El albaricoque liso de Batken, una región remota de Kirguizistán, las lentejas negras de Nepal y las semillas de amaranto negro de Bolivia, son algunos ejemplos de productos de montaña que no solamente tienen un alto valor nutricional, sino que son fruto de una milenaria interacción entre productores locales, culturas tradicionales y ambientes de montaña.

En las zonas montañosas de los países en desarrollo, la pobreza y la marginación son altas y la seguridad alimentaria de una de cada tres personas que habitan estos lugares está en peligro. La producción agrícola en la montaña es a pequeña escala y no puede competir con la producción intensiva de las tierras bajas. A menudo, los productores de montaña reciben solo una pequeña fracción del precio final de sus productos debido a los altos costos de transporte y los muchos intermediarios.

Generar nuevos canales de negocio para los productos de montaña puede conducir a una mejora concreta en la calidad de vida de estas poblaciones, entre las más pobres del mundo. Por ello, la Alianza para las Montañas, la Organización de las Naciones Unidas para la Alimentación y la Agricultura FAO (por sus siglas en inglés), Slow Food y la Cooperación Italiana para el Desarrollo están valorizando estos productos de montaña a través de la etiqueta “Producto de la Alianza para las Montañas”.

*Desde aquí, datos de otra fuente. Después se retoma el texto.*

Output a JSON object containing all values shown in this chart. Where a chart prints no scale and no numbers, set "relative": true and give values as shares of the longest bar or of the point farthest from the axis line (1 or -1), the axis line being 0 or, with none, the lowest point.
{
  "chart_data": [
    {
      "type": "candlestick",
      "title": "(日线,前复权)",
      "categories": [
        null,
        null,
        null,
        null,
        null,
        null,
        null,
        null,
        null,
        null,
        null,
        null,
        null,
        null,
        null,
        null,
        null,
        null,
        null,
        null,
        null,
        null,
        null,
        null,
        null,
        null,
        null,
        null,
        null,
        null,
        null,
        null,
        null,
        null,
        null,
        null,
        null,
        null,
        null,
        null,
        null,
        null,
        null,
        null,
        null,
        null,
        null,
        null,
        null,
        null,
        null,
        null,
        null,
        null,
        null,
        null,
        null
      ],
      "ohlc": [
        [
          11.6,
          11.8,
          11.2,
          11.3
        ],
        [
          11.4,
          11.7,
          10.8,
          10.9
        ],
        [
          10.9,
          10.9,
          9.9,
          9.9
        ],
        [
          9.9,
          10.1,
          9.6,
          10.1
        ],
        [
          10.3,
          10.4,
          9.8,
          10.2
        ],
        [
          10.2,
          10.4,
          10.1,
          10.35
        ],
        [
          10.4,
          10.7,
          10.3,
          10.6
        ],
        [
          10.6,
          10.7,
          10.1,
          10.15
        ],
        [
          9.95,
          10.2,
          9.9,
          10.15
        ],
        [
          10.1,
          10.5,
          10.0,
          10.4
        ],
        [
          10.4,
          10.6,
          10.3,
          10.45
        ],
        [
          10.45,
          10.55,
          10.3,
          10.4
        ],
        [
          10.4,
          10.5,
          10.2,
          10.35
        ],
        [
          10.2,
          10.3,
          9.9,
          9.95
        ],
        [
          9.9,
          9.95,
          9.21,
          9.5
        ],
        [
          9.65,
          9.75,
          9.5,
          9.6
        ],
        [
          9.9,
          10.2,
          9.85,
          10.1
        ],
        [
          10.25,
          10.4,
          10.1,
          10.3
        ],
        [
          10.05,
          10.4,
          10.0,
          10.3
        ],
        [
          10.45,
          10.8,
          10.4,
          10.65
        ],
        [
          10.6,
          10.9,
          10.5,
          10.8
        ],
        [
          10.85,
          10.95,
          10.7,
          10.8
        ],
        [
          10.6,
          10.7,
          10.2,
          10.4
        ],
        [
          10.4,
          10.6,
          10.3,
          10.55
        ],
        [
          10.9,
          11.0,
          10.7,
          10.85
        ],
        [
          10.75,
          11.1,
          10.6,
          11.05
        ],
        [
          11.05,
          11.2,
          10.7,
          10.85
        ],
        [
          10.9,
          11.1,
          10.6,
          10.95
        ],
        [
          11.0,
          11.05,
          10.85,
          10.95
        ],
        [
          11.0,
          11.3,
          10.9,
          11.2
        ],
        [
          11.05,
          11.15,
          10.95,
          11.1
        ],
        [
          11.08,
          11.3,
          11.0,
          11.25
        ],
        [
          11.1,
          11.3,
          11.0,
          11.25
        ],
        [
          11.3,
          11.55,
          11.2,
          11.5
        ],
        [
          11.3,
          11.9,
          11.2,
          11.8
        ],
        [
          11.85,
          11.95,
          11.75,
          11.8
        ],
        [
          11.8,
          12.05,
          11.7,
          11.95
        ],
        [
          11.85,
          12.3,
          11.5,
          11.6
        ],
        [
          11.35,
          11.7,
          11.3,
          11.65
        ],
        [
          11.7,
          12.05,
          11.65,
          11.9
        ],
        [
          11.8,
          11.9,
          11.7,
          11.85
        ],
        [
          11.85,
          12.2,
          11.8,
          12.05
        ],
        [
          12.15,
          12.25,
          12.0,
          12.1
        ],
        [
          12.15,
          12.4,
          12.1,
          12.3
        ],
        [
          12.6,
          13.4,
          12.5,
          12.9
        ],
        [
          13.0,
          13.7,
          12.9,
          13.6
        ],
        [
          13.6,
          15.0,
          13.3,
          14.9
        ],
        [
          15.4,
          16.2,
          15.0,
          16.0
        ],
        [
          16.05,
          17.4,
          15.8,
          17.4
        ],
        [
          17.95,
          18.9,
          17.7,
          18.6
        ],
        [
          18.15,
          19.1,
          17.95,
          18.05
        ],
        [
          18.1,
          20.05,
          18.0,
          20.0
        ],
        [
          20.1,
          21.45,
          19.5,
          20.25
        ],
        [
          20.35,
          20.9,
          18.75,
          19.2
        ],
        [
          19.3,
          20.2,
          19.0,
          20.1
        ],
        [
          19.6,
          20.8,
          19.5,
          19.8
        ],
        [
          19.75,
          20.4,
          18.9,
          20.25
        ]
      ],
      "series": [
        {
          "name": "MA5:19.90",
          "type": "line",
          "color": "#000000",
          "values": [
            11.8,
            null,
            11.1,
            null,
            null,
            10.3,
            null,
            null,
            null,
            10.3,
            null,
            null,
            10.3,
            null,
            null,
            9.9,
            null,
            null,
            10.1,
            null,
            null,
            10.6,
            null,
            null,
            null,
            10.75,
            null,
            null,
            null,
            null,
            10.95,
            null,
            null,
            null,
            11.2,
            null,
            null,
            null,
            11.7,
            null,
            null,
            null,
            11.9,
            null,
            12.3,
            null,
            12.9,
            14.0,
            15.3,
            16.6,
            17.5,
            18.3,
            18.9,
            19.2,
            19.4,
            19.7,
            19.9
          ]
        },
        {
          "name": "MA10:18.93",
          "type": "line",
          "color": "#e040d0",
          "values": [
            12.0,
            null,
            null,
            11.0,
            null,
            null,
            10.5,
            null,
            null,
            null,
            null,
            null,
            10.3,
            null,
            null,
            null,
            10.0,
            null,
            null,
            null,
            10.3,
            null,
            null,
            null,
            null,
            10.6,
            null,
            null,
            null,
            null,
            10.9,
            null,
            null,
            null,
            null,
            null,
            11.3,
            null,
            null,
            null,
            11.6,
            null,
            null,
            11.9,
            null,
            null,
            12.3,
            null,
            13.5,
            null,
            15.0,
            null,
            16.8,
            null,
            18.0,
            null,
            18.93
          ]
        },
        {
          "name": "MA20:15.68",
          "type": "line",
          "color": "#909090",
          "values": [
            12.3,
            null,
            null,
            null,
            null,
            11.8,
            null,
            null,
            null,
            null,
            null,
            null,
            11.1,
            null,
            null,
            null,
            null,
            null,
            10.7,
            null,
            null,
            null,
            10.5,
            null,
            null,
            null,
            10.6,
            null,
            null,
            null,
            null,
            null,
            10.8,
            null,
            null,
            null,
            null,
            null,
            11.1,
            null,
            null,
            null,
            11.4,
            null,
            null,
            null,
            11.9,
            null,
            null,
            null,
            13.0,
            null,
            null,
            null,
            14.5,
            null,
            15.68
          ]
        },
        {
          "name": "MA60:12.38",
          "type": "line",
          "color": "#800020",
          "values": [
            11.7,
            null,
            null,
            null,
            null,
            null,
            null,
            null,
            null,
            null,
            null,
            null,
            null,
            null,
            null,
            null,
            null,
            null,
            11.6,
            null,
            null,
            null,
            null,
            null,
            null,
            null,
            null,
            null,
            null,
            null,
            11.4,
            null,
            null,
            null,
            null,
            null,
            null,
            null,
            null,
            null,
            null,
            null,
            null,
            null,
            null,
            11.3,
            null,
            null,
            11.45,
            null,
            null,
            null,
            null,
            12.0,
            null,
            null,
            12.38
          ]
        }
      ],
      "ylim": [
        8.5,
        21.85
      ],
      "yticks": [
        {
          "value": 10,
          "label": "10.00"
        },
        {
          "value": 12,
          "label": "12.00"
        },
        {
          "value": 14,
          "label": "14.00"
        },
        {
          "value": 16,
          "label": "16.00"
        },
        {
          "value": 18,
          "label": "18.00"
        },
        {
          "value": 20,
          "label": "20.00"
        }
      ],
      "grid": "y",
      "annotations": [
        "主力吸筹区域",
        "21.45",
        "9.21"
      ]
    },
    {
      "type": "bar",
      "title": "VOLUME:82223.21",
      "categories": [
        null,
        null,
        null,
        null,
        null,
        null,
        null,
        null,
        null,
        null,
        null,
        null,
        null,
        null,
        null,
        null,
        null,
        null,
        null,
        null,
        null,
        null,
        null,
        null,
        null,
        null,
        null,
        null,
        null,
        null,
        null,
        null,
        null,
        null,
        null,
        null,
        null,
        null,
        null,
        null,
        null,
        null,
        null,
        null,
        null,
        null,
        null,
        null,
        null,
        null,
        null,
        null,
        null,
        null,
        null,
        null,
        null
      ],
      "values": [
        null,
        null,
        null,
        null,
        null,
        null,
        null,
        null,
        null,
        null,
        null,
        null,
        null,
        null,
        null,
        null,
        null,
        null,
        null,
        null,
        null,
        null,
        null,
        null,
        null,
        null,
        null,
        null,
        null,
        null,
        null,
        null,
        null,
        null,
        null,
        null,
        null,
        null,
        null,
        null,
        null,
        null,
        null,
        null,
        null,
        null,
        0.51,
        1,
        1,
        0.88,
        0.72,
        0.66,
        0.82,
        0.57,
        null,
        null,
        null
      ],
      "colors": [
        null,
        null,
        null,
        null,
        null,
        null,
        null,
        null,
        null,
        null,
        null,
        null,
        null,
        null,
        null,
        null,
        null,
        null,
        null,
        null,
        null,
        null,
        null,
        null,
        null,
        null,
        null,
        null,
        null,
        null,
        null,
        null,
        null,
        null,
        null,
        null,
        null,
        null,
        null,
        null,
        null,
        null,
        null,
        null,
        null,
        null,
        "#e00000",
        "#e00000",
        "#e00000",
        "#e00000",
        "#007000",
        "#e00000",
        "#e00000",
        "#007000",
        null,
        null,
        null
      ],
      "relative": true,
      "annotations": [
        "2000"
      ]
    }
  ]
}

Esta etiqueta garantiza a los compradores que los productos provienen y se procesan principalmente en las montañas, a pequeña escala y respetando el medio ambiente y las tradiciones locales. Productores de seis países de América Latina y el Caribe han contactado a la Alianza para las Montañas para pedir ser reconocidos con ella.

En América Latina, los agricultores de montaña generalmente trabajan a nivel familiar o comunitario para un mercado local o para su propia subsistencia. Las grandes empresas agroindustriales no dominan estos mercados, así que en muchos lugares los métodos tradicionales de cultivo sustentable siguen vigentes.

En la cordillera central de Panamá se cultiva el café ceibal a la sombra de los bosques de un sistema agroforestal. Este método no permite cultivar en la misma escala que los métodos industriales, pero reduce la erosión del suelo y la pérdida de nutrientes, respetando la cobertura del suelo, los árboles y sus raíces.

En Perú los productos que postulan a la etiqueta son mermeladas de arándano y de aguaymanto, que es una fruta silvestre nativa de Suramérica.

Los agricultores de montaña no solo dan de comer a sus comunidades, sino que también protegen los bosques, el suelo y el agua. De hecho, las montañas son la fuente de la mayoría del agua potable en el mundo, y albergan una importante biodiversidad que incluye cultivos resistentes que nos pueden ayudar a enfrentar el cambio climático.

La etiqueta es parte de un programa más amplio para mejorar las condiciones de vida de los habitantes de las montañas, luchar contra la malnutrición y promocionar la gestión sostenible de los recursos y de los sistemas de producción.